Comment: the report did not provide sufficient detail about the measures used to blind study participants and personnel from knowledge of which intervention a participant received, to permit a clear judgement.
Blinding of outcome assessment (detection bias) 
 All outcomes Unclear risk Quote (clinicaltrials.gov): "double‐blind".
Comment: there was uncertainty with effective blinding of outcomes assessors (healthcare providers) during the study. There was insufficient information to permit a clear judgement.
Incomplete outcome data (attrition bias) 
 All outcomes Unclear risk There were 49/306 (16.0%) withdrawals/losses to follow‐up: 6/61 (9.8%) bimatoprost A group, 5/61 (8.2%) bimatoprost B group, 17/61 (27.9%) bimatoprost C group, 9/61 (14.8%) bimatoprost vehicle group, 12/62 (19.4%) minoxidil 2% group.
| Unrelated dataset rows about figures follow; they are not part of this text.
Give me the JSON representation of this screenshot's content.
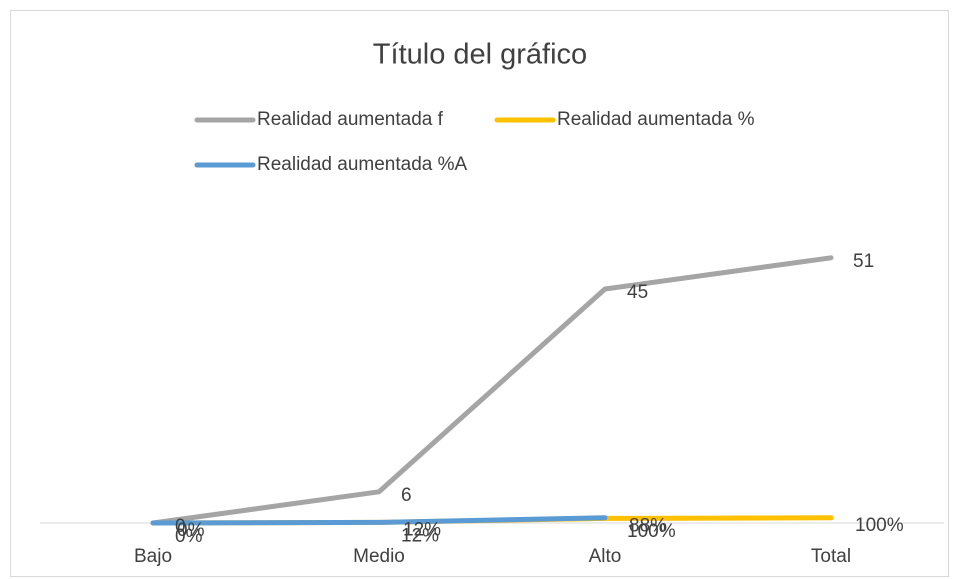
{
  "chart_data": {
    "type": "line",
    "title": "Título del gráfico",
    "categories": [
      "Bajo",
      "Medio",
      "Alto",
      "Total"
    ],
    "ylim": [
      0,
      60
    ],
    "series": [
      {
        "name": "Realidad aumentada f",
        "color": "#a5a5a5",
        "values": [
          0,
          6,
          45,
          51
        ]
      },
      {
        "name": "Realidad aumentada %",
        "color": "#ffc000",
        "values": [
          0,
          0.12,
          0.88,
          1
        ],
        "value_labels": [
          "0%",
          "12%",
          "88%",
          "100%"
        ]
      },
      {
        "name": "Realidad aumentada %A",
        "color": "#5b9bd5",
        "values": [
          0,
          0.12,
          1,
          null
        ],
        "value_labels": [
          "0%",
          "12%",
          "100%",
          null
        ]
      }
    ]
  }
}
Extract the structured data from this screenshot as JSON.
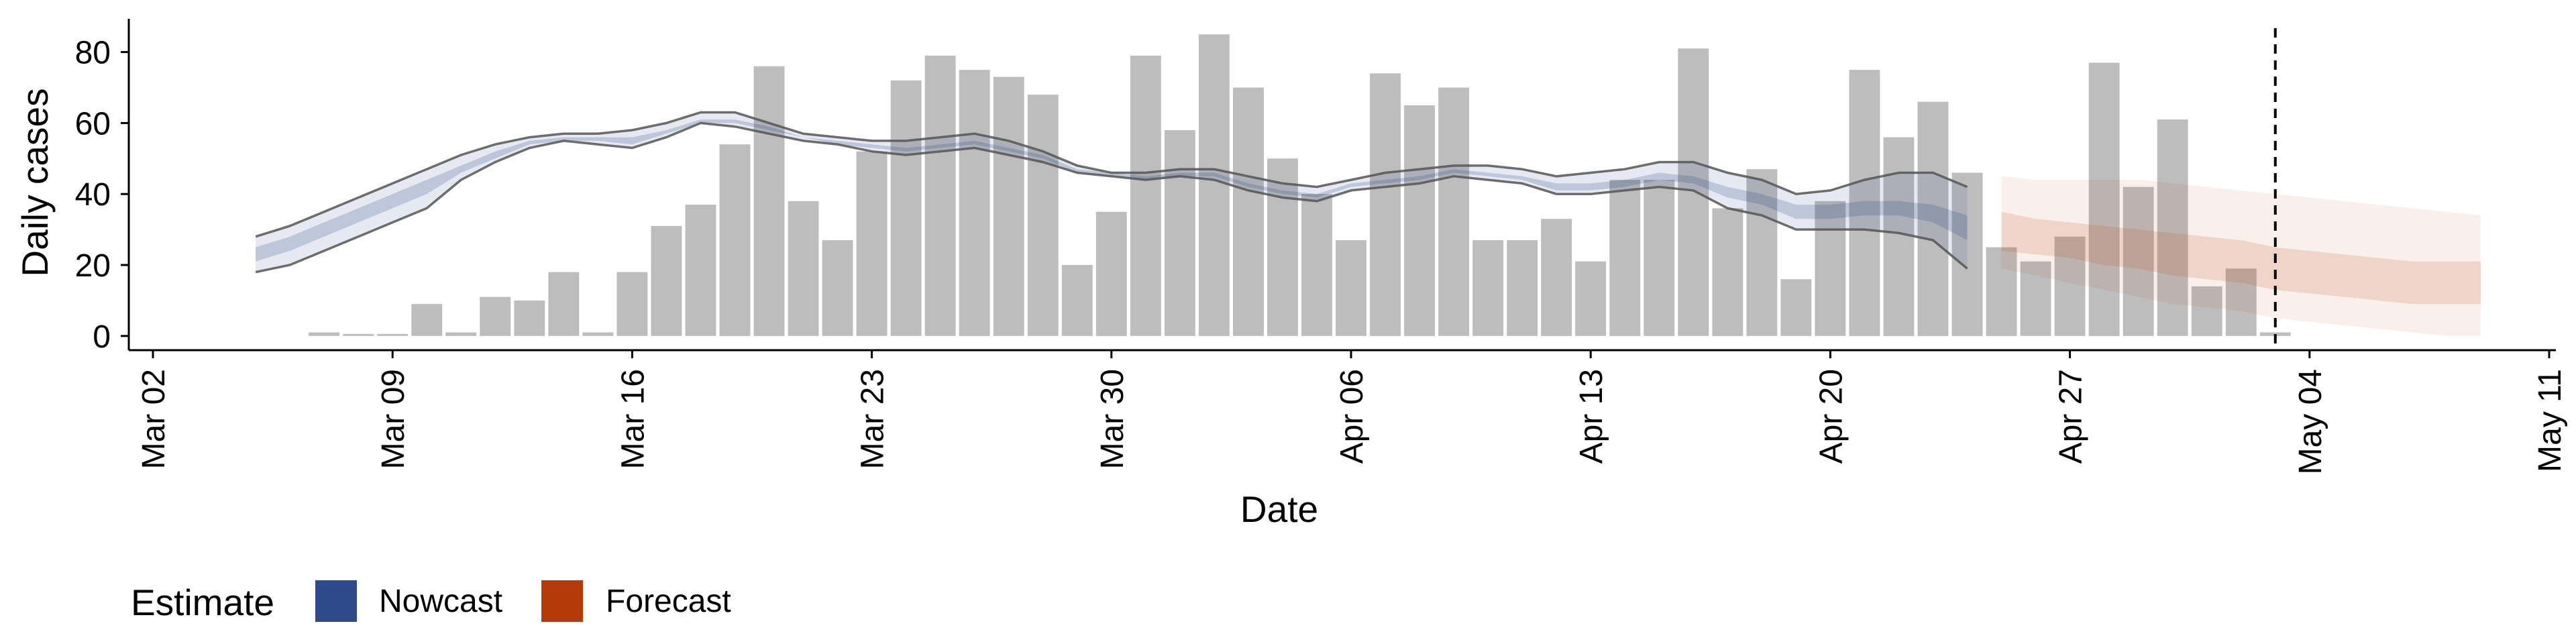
{
  "chart_data": {
    "type": "bar",
    "xlabel": "Date",
    "ylabel": "Daily cases",
    "ylim": [
      -4,
      89
    ],
    "x_ticks": [
      "Mar 02",
      "Mar 09",
      "Mar 16",
      "Mar 23",
      "Mar 30",
      "Apr 06",
      "Apr 13",
      "Apr 20",
      "Apr 27",
      "May 04",
      "May 11"
    ],
    "y_ticks": [
      0,
      20,
      40,
      60,
      80
    ],
    "x_start": "2020-03-02",
    "x_end": "2020-05-11",
    "reference_line": "2020-05-03",
    "bars": {
      "start": "2020-03-07",
      "values": [
        1,
        0,
        0,
        9,
        1,
        11,
        10,
        18,
        1,
        18,
        31,
        37,
        54,
        76,
        38,
        27,
        52,
        72,
        79,
        75,
        73,
        68,
        20,
        35,
        79,
        58,
        85,
        70,
        50,
        40,
        27,
        74,
        65,
        70,
        27,
        27,
        33,
        21,
        44,
        44,
        81,
        36,
        47,
        16,
        38,
        75,
        56,
        66,
        46,
        25,
        21,
        28,
        77,
        42,
        61,
        14,
        19,
        1
      ]
    },
    "nowcast": {
      "start": "2020-03-05",
      "upper": [
        28,
        31,
        35,
        39,
        43,
        47,
        51,
        54,
        56,
        57,
        57,
        58,
        60,
        63,
        63,
        60,
        57,
        56,
        55,
        55,
        56,
        57,
        55,
        52,
        48,
        46,
        46,
        47,
        47,
        45,
        43,
        42,
        44,
        46,
        47,
        48,
        48,
        47,
        45,
        46,
        47,
        49,
        49,
        46,
        44,
        40,
        41,
        44,
        46,
        46,
        42
      ],
      "lower": [
        18,
        20,
        24,
        28,
        32,
        36,
        44,
        49,
        53,
        55,
        54,
        53,
        56,
        60,
        59,
        57,
        55,
        54,
        52,
        51,
        52,
        53,
        51,
        49,
        46,
        45,
        44,
        45,
        44,
        41,
        39,
        38,
        41,
        42,
        43,
        45,
        44,
        43,
        40,
        40,
        41,
        42,
        41,
        36,
        34,
        30,
        30,
        30,
        29,
        27,
        19
      ],
      "inner_upper": [
        25,
        28,
        32,
        36,
        40,
        44,
        48,
        52,
        55,
        56,
        56,
        56,
        58,
        61,
        61,
        59,
        56,
        55,
        54,
        53,
        54,
        55,
        53,
        51,
        47,
        46,
        45,
        46,
        46,
        43,
        41,
        40,
        43,
        44,
        45,
        47,
        46,
        45,
        43,
        43,
        44,
        46,
        45,
        42,
        40,
        37,
        37,
        38,
        38,
        37,
        34
      ],
      "inner_lower": [
        21,
        24,
        28,
        32,
        36,
        40,
        46,
        50,
        54,
        55,
        55,
        54,
        57,
        60,
        60,
        58,
        56,
        54,
        53,
        52,
        53,
        54,
        52,
        50,
        46,
        45,
        44,
        45,
        45,
        42,
        40,
        39,
        42,
        43,
        44,
        46,
        45,
        44,
        41,
        41,
        42,
        44,
        43,
        39,
        37,
        33,
        33,
        34,
        34,
        32,
        27
      ]
    },
    "forecast": {
      "start": "2020-04-25",
      "upper": [
        45,
        44,
        44,
        44,
        44,
        43,
        42,
        41,
        40,
        39,
        38,
        37,
        36,
        35,
        34
      ],
      "lower": [
        19,
        17,
        15,
        13,
        11,
        9,
        8,
        7,
        5,
        4,
        3,
        2,
        1,
        0,
        0
      ],
      "inner_upper": [
        35,
        33,
        32,
        31,
        30,
        29,
        28,
        27,
        25,
        24,
        23,
        22,
        21,
        21,
        21
      ],
      "inner_lower": [
        24,
        23,
        22,
        20,
        19,
        17,
        16,
        15,
        13,
        12,
        11,
        10,
        9,
        9,
        9
      ]
    },
    "legend": {
      "title": "Estimate",
      "items": [
        {
          "name": "Nowcast",
          "color": "#2f4a8a"
        },
        {
          "name": "Forecast",
          "color": "#b53a09"
        }
      ],
      "position": "bottom-left"
    },
    "colors": {
      "bars": "#bdbdbd",
      "nowcast": "#2f4a8a",
      "forecast": "#b53a09",
      "outline": "#555555"
    },
    "grid": false
  }
}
Reasons were reported, and there was an unbalanced number of drop‐outs. However, the higher percentage of drop‐outs in bimatoprost C group was unrelated to adverse events or lack of effect. Data analysis was per‐protocol.
Comment: we judged this as at unclear risk of bias.
Selective reporting (reporting bias) Low risk The study protocol was available (NCT01325350 as well as EudraCT 2011‐000380‐27), and trial reported all outcomes listed.
Comment: we judged this as at a low risk of bias.
Other bias Low risk Comment: the study appeared to be free of other forms of bias.